Yes, when compared to heavier single-serve bottles. Light-weighting a bottle helps reduce the amount of material needed to produce the bottle and thereby reduces all of the impacts associated with extracting and producing that material. The “typical” water bottle in this study weighed 13.3 grams. Reducing the weight to 9.8 grams reduced the global warming impacts of the bottle by about 18%. It should be noted that 9.8 gram bottles were not available in Oregon at the time of this study.
Comparing the ranges of results for HOD water delivery against the ranges of results for single-serving bottles (bottled in Oregon), there are many sub-scenarios where the two systems have impacts that overlap, so no general statements can be made about which of these systems has lower environmental impacts. The impacts, however, are distributed differently. The majority of the impacts of the HOD system were split between delivery of the water, washing the reusable cups, and washing the bottles to prepare them for reuse. In contrast, the majority of the global warming impacts for the single-serve bottles were incurred during the production of the bottles.
In the case of single-serve bottles containing water shipped from out-of-state, HOD has lower impacts.
Yes. In this study, washing reusable cups or bottles comprised the large majority of global warming and most other environmental impacts for all of the tap water scenarios. The global warming impacts are directly proportional to how often you wash the cup. For example, if you use your cup two times before washing it, the impacts will be about half as much as using the cup once and then washing it. To reduce these impacts, consumers should consider reusing cups or bottles multiple times before washing them, using an energy and water conserving dishwasher, and only running the dishwasher when it is full.

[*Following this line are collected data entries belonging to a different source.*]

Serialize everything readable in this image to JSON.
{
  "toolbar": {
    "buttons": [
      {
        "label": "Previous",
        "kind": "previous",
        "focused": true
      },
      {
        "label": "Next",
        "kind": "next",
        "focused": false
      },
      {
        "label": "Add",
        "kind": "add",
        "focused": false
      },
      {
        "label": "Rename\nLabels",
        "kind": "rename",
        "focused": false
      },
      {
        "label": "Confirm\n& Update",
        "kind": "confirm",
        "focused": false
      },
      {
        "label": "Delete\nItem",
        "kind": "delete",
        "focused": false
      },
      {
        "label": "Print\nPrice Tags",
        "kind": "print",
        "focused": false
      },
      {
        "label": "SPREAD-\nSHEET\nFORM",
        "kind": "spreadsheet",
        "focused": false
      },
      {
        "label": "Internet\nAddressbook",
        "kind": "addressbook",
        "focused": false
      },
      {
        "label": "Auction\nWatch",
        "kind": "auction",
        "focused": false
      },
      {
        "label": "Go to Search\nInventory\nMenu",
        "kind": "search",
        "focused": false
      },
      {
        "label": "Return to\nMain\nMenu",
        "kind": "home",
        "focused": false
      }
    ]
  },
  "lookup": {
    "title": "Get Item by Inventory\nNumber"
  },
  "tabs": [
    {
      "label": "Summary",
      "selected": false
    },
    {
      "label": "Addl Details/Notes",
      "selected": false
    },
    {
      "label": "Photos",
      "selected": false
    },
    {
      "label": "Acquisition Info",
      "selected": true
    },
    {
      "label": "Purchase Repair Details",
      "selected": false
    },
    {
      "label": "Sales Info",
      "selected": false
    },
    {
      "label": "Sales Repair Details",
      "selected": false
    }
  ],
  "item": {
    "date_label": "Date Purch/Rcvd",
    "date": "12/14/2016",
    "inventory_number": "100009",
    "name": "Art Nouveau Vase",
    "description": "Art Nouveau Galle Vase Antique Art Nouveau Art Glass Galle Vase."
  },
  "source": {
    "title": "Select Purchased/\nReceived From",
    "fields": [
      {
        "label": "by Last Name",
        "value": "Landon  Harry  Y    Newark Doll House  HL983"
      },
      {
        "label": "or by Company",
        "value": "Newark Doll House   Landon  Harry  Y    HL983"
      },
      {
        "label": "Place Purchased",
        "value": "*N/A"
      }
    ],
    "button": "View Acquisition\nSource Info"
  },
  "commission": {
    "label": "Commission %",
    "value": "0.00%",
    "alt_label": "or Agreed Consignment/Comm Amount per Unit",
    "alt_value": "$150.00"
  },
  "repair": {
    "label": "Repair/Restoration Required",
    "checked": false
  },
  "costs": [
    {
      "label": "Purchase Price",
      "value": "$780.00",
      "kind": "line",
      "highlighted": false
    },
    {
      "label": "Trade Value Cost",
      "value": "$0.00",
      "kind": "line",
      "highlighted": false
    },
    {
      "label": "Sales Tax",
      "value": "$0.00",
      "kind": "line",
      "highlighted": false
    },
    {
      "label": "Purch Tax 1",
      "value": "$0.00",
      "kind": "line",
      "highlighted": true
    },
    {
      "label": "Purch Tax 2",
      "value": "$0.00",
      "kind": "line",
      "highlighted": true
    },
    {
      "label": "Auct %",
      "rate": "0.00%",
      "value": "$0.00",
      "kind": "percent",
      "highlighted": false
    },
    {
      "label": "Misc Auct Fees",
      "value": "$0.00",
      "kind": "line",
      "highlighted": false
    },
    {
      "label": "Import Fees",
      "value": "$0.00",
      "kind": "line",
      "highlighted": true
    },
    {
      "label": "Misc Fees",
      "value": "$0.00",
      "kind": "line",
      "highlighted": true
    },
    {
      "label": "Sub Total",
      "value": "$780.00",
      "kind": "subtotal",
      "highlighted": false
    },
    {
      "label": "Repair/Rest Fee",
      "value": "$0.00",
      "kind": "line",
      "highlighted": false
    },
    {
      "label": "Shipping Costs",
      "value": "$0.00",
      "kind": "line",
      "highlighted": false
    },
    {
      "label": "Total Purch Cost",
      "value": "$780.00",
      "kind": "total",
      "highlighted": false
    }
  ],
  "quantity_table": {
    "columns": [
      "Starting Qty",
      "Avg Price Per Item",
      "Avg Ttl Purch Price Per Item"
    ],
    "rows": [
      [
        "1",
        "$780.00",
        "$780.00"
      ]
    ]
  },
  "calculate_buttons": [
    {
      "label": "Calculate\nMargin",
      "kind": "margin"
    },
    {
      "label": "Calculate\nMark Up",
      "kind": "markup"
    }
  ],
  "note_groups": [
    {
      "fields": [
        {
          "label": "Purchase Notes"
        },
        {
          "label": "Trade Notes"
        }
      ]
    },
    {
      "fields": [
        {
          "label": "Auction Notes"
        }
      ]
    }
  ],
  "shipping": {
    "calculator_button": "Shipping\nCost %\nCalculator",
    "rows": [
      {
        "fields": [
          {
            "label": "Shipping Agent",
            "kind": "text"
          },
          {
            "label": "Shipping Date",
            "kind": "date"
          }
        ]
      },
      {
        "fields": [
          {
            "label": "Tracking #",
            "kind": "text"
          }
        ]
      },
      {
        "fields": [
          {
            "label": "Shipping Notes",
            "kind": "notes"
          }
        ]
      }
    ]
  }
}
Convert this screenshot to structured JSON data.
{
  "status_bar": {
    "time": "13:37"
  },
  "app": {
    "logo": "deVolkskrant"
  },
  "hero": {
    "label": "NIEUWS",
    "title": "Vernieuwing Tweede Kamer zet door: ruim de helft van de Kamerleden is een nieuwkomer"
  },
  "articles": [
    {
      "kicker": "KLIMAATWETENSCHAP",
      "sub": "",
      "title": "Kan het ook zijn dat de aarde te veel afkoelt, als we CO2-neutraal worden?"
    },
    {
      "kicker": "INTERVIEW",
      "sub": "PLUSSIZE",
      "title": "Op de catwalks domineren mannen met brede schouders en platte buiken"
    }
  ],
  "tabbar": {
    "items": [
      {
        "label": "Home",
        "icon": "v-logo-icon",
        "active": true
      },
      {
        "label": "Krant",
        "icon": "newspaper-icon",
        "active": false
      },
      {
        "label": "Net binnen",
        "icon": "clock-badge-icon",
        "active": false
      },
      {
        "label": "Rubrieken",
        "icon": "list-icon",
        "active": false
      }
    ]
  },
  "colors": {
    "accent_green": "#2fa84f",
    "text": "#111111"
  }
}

This study did not evaluate washing reusable cups or bottles by hand. These impacts can be highly variable, and may be more or less impactful than using a dishwasher.
No. The factors that contribute most to the varying global warming impacts among bottle water option are the transport distances from bottler to retail, consumer driving behavior, mass and volume of the bottle, type of material (plastic or glass), and the rate at which the bottle is recycled. In one scenario, DEQ evaluated a consumer driving to the store only to buy water. In this case, the impacts of the consumer’s trip were very significant.
In summary, if someone chooses to consume bottled water, the conclusions from this study support water that is bottled and distributed locally, using light-weighted (ultra-thin) plastic bottles that are larger than the small 8 oz. bottles available. Additionally, the consumer should avoid making a special trip to buy water. Finally, it’s important to recycle the bottle after using it. But again, the best environmental choice is to avoid the single-serve bottle altogether, and drink water from the tap.